Token Creek, known for the welcoming beauty of the fully-refurbished barn that serves as recital hall, offers a suitably tranquil atmosphere for this rare event. Following the performance, guests are invited to enjoy refreshments and mingle with musicians for community and conversation.
Present Music in Madison
After an absence of almost two decades, Present Music is returning to Madison, bringing an evocative and meditative program perfectly suited for troubled times.
There was a time when the “irrepressibly adventurous” award-winnng new music group from Milwaukee was a fixture on Madison’s concert calendar. Single concerts in the late ’80s gave way to a formal series beginning in 1991, eventually reaching six concerts a year held in various venues around the city. Madison was second home.

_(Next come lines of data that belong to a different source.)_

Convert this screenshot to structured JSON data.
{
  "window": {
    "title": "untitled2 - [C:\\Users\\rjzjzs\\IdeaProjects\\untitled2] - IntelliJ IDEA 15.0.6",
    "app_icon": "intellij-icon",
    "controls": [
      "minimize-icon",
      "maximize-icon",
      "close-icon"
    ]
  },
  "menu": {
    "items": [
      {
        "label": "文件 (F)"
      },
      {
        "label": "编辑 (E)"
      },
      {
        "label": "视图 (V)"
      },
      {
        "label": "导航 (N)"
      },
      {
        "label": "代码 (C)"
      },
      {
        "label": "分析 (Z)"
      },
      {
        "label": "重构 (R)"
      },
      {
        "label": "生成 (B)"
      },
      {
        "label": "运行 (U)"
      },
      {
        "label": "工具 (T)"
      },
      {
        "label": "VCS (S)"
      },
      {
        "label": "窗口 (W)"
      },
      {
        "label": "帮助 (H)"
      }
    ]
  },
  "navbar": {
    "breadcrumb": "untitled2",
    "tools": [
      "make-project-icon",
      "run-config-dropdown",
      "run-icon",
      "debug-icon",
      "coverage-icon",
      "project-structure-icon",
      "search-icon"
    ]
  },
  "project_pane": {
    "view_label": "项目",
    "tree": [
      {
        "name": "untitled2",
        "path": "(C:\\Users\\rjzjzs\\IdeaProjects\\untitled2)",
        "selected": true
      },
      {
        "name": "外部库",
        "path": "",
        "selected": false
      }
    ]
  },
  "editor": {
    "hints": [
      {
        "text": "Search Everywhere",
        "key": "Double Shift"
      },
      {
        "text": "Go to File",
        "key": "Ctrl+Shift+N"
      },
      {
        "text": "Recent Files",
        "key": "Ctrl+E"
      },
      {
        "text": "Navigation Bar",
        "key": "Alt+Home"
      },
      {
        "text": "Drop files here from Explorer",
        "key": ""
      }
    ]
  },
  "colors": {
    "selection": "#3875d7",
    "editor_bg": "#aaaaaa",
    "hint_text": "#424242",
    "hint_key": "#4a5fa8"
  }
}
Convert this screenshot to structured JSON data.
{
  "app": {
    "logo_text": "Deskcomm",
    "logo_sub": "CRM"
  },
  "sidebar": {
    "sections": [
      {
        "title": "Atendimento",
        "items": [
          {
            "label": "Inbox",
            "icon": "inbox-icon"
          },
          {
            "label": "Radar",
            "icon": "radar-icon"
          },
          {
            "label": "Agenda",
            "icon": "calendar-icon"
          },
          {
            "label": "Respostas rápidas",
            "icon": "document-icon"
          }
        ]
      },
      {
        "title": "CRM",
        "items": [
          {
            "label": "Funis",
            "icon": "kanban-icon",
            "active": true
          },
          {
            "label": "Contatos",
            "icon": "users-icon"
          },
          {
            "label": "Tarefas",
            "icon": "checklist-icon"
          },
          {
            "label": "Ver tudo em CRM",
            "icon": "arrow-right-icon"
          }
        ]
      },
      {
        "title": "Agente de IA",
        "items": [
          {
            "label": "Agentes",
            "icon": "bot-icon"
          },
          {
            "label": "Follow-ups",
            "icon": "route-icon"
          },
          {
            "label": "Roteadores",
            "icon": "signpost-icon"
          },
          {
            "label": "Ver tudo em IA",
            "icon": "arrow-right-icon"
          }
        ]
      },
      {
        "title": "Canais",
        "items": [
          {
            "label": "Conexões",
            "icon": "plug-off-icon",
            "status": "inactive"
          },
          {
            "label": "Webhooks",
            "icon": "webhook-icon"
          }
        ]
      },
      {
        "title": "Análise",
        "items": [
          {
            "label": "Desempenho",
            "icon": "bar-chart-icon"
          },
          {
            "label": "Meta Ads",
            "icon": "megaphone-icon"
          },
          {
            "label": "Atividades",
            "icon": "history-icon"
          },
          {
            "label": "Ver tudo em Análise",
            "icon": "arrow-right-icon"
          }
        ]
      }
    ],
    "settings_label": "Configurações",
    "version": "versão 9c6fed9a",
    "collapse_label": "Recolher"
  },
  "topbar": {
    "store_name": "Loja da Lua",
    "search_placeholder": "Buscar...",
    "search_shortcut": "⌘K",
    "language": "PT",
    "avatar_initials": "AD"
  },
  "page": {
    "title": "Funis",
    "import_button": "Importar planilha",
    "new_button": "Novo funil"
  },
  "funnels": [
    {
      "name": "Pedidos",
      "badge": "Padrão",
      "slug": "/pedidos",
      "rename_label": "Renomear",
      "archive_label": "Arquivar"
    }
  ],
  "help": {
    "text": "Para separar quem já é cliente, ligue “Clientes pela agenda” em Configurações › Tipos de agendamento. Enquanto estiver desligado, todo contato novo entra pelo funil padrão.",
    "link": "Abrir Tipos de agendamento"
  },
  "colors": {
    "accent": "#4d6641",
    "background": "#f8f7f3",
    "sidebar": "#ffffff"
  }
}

But despite the group's vibrancy, appeal and importance, Present Music struggled to to gain secure footing in Madison. Where home concerts in Milwaukee routinely attracted crowds of more than 500, and its international tours were extraordinarily well-received, Madison audiences—devoted and loyal—remained small. No longer able to sustain the years of operating losses, Present Music pulled up stakes in 2001.
The idea of reviving a Madison series never fully faded, and now, almost 25 years later, as Token Creek shifts from summer festival to year-round presenter, the partnering of the two groups seems an auspicious match. Both parties were eager, and yet it was tricky to find just the right event—something of the right scale to fit the intimate space of Token Creek’s barn recital hall.
That right event came up this spring when Present Music proposed Huang Ruo’s achingly moving and evocative one-hour long A Dust in Time, for string quartet. This is a rare performance of what has been described as “a mesmerizing sonic reflection on healing and hope.”
A Dust in Time: A musical space for reflection and hope in bleak times
Huang Ruo’s musical meditation is inspired by and structured like a Tibetan sand mandala, a pulsating journey originating from an essential central point, expanding into a colourful fullness, and returning back to its essence again. Running sixty minutes to symbolise the rotation through the hour, the work represents a spiritual cycle of life, traveling from emptiness to fullness and back, growing towards ecstasy from silence before returning to its source, to completion.
Composer Huang Ruo has been lauded by The New York Times for having “a distinctive style.” His vibrant and inventive musical voice draws equal inspiration from Chinese ancient and folk music, Western avant-garde, experimental, noise, natural and processed sound, rock, and jazz to create a seamless, organic integration using a compositional technique he calls “Dimensionalism.” Huang Ruo’s diverse compositional works span from orchestra, chamber music, opera, theater, and dance, to cross-genre, sound installation, architectural installation, multi-media, experimental improvisation, folk rock, and film.